My domain is a few months older.
It make me wonder whether hes done something "else" which I havent done - may be theres another OFFSITE factor other than links which is boosting him - which is not something which shows up on Yahoo site explorer - or the link: on google.
From my observations (and they are around my own sites and competitors - so not a very broad observation Im afraid to admit) but anyway from my observations - there is another piece of SEO which isnt links, validating, site structure, semantics, bounce rate, adwords, adsense, domain age, domain name, TLD, KWDensity, Title Tag, news, articles.
Its something else.
Its out there somewhere but I cannot for the life of me find it - but people are doing it and beating the serps in a very stylish and puzzling way.
Whatever it is - it is my submission as my number 1 thing for SEO - its a year old maybe 2.
What is it?
| 9:03 pm on Feb 9, 2011 (gmt 0)|
I admit I don't know much of anything about link development, and my efforts have been paltry at best. But I haven't had too much trouble with organics, either for myself or my clients. YMMV.

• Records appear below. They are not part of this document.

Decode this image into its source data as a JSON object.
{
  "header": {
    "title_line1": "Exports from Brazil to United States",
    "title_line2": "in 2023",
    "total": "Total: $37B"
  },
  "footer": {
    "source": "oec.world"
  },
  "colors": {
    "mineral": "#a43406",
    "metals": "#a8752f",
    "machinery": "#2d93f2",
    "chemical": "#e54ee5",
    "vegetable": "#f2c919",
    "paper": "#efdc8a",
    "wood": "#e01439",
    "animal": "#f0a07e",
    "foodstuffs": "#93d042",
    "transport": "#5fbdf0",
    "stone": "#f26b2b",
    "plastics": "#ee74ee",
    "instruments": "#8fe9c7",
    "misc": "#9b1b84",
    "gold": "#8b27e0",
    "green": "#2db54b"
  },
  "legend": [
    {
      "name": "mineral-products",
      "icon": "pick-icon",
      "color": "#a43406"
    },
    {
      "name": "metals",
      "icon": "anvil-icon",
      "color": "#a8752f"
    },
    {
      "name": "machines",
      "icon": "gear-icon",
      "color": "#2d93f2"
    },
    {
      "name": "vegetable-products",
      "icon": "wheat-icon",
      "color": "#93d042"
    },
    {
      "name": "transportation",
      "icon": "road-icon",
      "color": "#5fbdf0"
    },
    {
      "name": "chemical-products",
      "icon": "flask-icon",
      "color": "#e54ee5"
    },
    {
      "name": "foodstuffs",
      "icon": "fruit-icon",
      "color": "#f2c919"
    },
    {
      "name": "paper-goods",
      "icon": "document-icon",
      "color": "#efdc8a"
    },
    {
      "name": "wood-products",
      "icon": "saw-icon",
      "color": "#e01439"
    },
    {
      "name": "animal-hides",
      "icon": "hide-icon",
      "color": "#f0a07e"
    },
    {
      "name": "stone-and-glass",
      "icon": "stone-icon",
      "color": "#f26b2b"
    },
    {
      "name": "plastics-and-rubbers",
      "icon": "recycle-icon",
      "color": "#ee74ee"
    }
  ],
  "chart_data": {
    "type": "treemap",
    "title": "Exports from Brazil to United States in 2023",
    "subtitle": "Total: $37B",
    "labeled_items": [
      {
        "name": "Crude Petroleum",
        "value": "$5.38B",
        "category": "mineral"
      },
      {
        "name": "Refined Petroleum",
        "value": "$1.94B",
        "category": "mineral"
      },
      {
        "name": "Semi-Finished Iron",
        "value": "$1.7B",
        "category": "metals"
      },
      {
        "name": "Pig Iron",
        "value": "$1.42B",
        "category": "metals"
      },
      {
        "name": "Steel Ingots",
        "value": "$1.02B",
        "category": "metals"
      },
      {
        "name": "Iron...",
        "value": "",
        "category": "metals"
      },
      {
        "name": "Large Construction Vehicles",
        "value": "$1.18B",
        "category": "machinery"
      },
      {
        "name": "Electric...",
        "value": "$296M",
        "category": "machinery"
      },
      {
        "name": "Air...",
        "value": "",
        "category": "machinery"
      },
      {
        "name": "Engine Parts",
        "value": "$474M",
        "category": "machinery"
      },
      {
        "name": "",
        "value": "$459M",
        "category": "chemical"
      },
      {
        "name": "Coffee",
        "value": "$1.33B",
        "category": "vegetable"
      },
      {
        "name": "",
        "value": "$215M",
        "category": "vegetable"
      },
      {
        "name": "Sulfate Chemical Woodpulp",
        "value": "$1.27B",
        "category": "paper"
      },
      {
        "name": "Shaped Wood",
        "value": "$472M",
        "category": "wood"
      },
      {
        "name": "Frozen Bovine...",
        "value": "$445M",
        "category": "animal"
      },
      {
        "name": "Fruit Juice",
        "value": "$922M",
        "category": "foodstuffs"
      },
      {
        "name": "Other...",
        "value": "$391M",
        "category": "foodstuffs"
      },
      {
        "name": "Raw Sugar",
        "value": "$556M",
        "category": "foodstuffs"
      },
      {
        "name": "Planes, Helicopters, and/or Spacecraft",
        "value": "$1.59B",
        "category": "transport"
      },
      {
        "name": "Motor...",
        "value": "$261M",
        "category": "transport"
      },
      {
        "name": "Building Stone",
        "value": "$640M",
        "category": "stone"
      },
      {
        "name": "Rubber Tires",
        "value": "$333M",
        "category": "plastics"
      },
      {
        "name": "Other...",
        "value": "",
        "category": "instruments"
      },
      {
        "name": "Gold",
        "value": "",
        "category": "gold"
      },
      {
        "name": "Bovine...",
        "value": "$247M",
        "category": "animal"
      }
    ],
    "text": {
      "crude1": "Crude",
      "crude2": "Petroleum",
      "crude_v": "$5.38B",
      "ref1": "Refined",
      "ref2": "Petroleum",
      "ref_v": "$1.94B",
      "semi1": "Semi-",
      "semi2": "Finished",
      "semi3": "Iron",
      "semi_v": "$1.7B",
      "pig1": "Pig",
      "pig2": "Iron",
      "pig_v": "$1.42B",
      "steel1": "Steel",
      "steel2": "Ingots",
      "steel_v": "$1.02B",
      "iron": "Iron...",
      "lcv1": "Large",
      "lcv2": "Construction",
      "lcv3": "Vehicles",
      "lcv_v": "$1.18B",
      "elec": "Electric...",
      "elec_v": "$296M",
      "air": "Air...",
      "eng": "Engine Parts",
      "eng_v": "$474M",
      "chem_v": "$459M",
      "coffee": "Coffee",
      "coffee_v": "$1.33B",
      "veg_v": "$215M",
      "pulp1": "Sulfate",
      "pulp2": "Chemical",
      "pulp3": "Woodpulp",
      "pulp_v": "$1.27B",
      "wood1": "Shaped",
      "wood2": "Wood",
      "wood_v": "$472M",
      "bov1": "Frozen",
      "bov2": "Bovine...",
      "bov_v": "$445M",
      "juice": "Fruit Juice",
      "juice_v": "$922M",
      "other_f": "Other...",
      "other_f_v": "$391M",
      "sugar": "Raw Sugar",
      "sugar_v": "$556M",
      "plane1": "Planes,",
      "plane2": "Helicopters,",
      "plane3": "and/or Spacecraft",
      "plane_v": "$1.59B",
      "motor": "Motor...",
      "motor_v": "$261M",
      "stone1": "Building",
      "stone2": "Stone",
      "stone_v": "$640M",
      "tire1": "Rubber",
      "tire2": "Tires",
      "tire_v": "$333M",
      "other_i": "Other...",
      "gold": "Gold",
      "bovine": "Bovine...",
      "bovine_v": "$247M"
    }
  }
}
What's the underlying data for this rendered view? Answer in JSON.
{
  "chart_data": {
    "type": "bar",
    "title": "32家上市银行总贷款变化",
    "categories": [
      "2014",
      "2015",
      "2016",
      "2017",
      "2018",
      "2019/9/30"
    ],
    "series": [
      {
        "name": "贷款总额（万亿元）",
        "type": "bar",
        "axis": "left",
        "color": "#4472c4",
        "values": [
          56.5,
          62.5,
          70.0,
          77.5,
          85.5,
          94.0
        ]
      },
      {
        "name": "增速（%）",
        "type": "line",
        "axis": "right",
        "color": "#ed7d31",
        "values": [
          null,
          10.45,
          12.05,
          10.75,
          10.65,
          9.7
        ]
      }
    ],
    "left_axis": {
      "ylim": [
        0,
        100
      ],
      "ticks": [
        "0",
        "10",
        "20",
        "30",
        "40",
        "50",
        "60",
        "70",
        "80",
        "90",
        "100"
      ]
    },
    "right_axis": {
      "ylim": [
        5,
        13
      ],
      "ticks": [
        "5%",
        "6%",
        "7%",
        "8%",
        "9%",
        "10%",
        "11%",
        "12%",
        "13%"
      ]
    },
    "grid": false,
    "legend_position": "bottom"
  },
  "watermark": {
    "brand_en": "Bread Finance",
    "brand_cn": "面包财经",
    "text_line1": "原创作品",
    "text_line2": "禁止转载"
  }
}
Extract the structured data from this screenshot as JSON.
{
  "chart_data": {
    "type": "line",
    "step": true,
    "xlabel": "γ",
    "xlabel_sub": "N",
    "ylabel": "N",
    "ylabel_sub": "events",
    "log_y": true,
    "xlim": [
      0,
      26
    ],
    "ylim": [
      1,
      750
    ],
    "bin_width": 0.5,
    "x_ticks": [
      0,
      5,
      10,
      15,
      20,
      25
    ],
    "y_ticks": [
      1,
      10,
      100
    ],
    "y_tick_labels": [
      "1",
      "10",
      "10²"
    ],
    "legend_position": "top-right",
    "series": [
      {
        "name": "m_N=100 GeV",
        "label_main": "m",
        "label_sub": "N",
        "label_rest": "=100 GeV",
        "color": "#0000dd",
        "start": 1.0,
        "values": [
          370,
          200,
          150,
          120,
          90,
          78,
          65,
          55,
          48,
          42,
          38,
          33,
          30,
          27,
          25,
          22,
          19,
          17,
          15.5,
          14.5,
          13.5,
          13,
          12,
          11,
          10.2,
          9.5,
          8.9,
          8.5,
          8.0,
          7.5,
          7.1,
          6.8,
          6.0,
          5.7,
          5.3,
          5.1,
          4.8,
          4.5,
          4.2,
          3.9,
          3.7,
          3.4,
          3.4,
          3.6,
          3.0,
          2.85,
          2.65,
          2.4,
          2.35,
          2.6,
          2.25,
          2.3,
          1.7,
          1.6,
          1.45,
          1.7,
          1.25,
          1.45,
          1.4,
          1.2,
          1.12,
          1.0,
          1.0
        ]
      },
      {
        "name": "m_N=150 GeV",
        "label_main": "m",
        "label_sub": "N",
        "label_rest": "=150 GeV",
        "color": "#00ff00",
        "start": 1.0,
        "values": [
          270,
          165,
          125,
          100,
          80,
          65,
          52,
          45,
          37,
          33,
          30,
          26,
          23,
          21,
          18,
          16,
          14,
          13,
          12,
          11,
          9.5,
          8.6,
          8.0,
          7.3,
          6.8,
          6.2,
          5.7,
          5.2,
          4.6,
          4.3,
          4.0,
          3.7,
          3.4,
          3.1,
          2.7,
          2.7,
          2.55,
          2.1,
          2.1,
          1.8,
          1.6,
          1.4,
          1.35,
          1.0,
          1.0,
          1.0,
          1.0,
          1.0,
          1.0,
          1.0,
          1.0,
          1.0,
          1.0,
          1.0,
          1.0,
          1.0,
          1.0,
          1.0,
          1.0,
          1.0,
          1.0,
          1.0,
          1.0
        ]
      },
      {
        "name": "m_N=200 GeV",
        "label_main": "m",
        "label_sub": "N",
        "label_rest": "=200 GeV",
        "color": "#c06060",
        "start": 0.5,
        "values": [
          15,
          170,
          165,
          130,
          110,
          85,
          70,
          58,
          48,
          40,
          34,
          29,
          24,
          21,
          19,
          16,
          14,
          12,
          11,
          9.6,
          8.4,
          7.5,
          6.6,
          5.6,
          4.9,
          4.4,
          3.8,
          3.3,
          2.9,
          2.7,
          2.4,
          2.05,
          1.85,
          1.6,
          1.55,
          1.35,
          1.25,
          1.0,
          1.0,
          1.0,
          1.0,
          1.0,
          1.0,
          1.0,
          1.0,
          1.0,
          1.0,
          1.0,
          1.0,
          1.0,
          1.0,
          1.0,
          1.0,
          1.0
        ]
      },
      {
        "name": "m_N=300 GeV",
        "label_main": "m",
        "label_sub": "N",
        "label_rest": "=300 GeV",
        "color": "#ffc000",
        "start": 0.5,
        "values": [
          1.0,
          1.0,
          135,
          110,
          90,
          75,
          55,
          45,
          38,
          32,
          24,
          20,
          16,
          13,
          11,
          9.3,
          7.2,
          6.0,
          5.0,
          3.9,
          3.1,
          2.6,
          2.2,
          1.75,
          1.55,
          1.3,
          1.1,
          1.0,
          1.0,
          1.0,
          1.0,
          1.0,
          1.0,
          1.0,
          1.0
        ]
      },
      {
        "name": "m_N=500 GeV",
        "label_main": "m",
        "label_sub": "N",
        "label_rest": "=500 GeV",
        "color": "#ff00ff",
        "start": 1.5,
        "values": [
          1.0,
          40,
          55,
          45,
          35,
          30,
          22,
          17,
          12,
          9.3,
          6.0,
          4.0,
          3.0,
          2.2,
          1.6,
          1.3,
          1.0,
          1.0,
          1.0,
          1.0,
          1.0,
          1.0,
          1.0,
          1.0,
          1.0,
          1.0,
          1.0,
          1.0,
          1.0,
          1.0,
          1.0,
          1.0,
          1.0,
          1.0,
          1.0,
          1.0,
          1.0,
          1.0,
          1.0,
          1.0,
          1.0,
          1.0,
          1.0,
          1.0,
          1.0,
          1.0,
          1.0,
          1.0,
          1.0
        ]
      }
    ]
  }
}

| 9:35 pm on Feb 9, 2011 (gmt 0)|
I agree it's all about the copy. Kinda like the Kevin Costner statement in a movie "If you build it, they will come."
|good content to keep people on your site and convert. Without some content your usage data will be poor |
I couldn't agree more.
|Social networking is one of the best seo strategy |
I wish I had thought of that.... JK Seriously, Welcome to the hood.
|People convert, SE's do not |
But if it weren't for the SE's we would never get in front of the people.
|Little bit of adsense, little bit of SEO, little bit of direct ad sales, little bit of direct sales, all wrapped up makes for stable income. |
That sounds like a good solid plan. ;)
|If visitors are looking for a topic, then we ought to have something for them. |
I know, We can make some serious cha-ching cha-ching.
I would have to disagree with you and say that quality, authoritative content is and always will be king. It's then becomes a matter of getting it found. Now, that's where the waters become a little cloudy.
If you had to wear a hat would it be black or white?
| 10:21 pm on Feb 9, 2011 (gmt 0)|
The best SEO is to prepare for non search engine traffic.
I say that because your time should be focused on producing the highest quality content you can and let the search engines figure out how to recognize it's just that, the best out there.
If the search engines can't it looks badly on them, not you. Build sites for people, not engines.
If/when you feel like it's time to hire an SEO, hire the best you can afford just like you would with a contractor or mechanic. SEO isn't for the newb anymore and there is no "just one thing", everything is interconnected in ways the average jane/joe can't get their head around.
By concentrating on content instead of do-it-yourself SEO you make your SEO's job much easier too.
| 10:32 pm on Feb 9, 2011 (gmt 0)|
The single most important thing is your content. Period.
But, that not a useful answer. But, the other posts here are great. The fundamentals do apply. Great thread.